While ignoring the decades of intense and growing trans activism in America, Dale touched on a sentiment that many proponents of incremental pushes for civil rights believe in: that we can’t as a movement push for everyone’s rights at the same time. Dale Carpenter, Rep. Barney Frank and some LGBT activists spearheaded an approach to the bill that would settle for an ENDA without gender-identity protections, essentially leaving out protections for transgender folk and other gender non-conforming individuals.

Passionate opposition arose against this strategy from within the LGBT community. Most notably in the form United ENDA, a coalition of almost all of the largest LGBT organization in the nation (with the exception, most notably of the Human Rights Campaign) whose common purpose was to push for a fully-inclusive ENDA:

The undersigned represent the vast and celebrated diversity of the lesbian, gay, bisexual and transgender (LGBT) community in this country. Some of us are national leaders of organizations with tens of thousands of members and constituents, some of us run the only local organization in our state. But we are united in a common cause: We ask you to keep working with us on an Employment Non-Discrimination Act that protects everyone in our community, and to oppose any substitute legislation that leaves some of us behind.

We ask and hope that in this moment of truth, you will stand for the courage real leadership sometimes demands. You each command enormous respect from all of us and we do appreciate the difficulty of balancing a variety of competing demands. But the correct course in this case and on this legislation is strikingly clear.

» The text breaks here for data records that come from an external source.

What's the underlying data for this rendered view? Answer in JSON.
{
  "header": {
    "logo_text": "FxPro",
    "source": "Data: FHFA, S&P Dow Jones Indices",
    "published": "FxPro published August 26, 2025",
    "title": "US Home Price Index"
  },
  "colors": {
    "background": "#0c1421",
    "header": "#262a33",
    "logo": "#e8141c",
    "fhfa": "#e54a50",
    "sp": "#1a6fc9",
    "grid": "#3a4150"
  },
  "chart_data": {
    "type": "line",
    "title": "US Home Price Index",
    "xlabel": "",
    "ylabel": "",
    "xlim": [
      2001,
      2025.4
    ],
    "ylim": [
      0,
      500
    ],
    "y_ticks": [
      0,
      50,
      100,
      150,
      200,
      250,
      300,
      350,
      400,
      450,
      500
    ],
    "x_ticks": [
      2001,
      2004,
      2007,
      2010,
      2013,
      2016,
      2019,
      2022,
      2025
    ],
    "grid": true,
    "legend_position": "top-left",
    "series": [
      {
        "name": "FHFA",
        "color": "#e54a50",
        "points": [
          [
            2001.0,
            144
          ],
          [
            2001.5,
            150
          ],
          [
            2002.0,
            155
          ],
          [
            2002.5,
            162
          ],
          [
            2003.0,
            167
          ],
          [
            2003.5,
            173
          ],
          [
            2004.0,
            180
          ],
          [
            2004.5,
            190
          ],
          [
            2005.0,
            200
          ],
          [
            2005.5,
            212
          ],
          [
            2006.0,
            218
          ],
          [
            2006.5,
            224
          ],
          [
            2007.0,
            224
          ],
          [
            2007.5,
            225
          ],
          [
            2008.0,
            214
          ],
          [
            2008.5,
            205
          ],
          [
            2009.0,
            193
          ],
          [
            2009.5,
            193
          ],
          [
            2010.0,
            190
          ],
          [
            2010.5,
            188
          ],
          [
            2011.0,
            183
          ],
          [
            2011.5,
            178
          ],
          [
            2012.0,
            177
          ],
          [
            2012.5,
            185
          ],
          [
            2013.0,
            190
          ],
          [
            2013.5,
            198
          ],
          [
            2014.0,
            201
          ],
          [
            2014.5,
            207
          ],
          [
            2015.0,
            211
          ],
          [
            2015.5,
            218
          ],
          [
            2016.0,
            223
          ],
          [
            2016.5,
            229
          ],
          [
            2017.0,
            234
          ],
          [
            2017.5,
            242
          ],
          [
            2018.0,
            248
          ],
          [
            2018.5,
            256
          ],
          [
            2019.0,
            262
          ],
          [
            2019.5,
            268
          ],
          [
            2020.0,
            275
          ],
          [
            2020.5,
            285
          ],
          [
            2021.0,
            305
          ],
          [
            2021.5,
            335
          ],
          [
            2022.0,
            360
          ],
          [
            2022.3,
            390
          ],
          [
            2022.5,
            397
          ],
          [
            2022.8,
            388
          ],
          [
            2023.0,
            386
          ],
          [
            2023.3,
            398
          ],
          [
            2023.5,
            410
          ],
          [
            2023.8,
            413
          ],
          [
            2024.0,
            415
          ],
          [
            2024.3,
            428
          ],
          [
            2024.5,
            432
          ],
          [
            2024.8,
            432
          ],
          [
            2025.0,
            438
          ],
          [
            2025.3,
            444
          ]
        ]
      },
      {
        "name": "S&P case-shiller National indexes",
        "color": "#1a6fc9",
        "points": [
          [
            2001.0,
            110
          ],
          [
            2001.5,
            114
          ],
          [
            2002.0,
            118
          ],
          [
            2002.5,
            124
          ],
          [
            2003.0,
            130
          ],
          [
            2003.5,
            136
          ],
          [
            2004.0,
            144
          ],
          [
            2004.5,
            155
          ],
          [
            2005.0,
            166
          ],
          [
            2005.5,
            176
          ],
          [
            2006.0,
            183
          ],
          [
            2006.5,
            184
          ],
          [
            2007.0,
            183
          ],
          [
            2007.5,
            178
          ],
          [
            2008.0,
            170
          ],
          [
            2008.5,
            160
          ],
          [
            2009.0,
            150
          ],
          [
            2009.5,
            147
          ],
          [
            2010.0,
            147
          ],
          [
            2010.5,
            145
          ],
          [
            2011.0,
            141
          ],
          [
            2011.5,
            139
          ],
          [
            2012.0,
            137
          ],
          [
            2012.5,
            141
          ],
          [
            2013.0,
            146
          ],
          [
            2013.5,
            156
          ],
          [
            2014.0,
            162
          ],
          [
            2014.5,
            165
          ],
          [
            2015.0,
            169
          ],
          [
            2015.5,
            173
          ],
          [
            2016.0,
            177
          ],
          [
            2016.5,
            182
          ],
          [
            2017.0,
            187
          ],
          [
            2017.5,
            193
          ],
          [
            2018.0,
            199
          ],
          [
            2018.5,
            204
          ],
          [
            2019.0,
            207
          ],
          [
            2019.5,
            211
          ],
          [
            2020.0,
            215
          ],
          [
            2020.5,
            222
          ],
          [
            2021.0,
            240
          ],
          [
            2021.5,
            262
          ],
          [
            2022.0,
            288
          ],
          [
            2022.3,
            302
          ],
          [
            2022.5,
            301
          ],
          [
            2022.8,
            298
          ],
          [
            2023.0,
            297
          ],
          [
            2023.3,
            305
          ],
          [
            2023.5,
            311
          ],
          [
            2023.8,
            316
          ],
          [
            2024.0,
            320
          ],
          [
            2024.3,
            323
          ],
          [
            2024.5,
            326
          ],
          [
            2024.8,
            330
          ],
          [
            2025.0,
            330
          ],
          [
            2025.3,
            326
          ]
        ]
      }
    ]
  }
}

We oppose legislation that leaves part of our community without protections and basic security that the rest of us are provided.

You told us you supported a fully inclusive ENDA and would bring it up for a vote this year. We expect that you will honor that commitment and we look forward to working together to pass a bill that we can all be proud to support.

The interaction between these two ideological factions and the many other diverse opinions surrounding the issue touched off a firestorm of emotions, protests, legislative action and grassroots action. Ironically enough, Prof. Carpenter and his ideological allies on ENDA awakened the very transgender civil rights movement they claimed not to be existant. Through conflict over our priorities as a community, we built our movement and gained victories such as the recent history making congressional hearing on transgender employment discrimination.

Through intense conflict within our movement is when we grow the most, provided the disagreements lead to as much constructive dialogue as disagreement. Our LGBT rights movement thrives on conflict. That conflict forces to to perpetually improve out political strategies and widen our goals as a movement towards more inclusivity, not less. It’s through our inner conflicts as a community that we have built a movement strong enough to gain as much as was laid out in the beginning of this post.

In conclusion, the moral of the story is to raise hell, argue often, disagree when needed and organize ALWAYS.  


Author’s Note: My name is Travis Ballie. My area of activism centers particularly around queer activism. My goal is to write diaries on DailyKos as a regular update concerning issues facing the queer community and occasionally other issues dealing with race, gender and class. I sincerely hope to gain a readership base of committed LGBT activists and our supporters. Such a base will only enhance DailyKos and provoke greater thought. Just as a note, I may use terms like gay, lesbian, bisexual transgender (GLBT) or queer (a substitute for GLBT).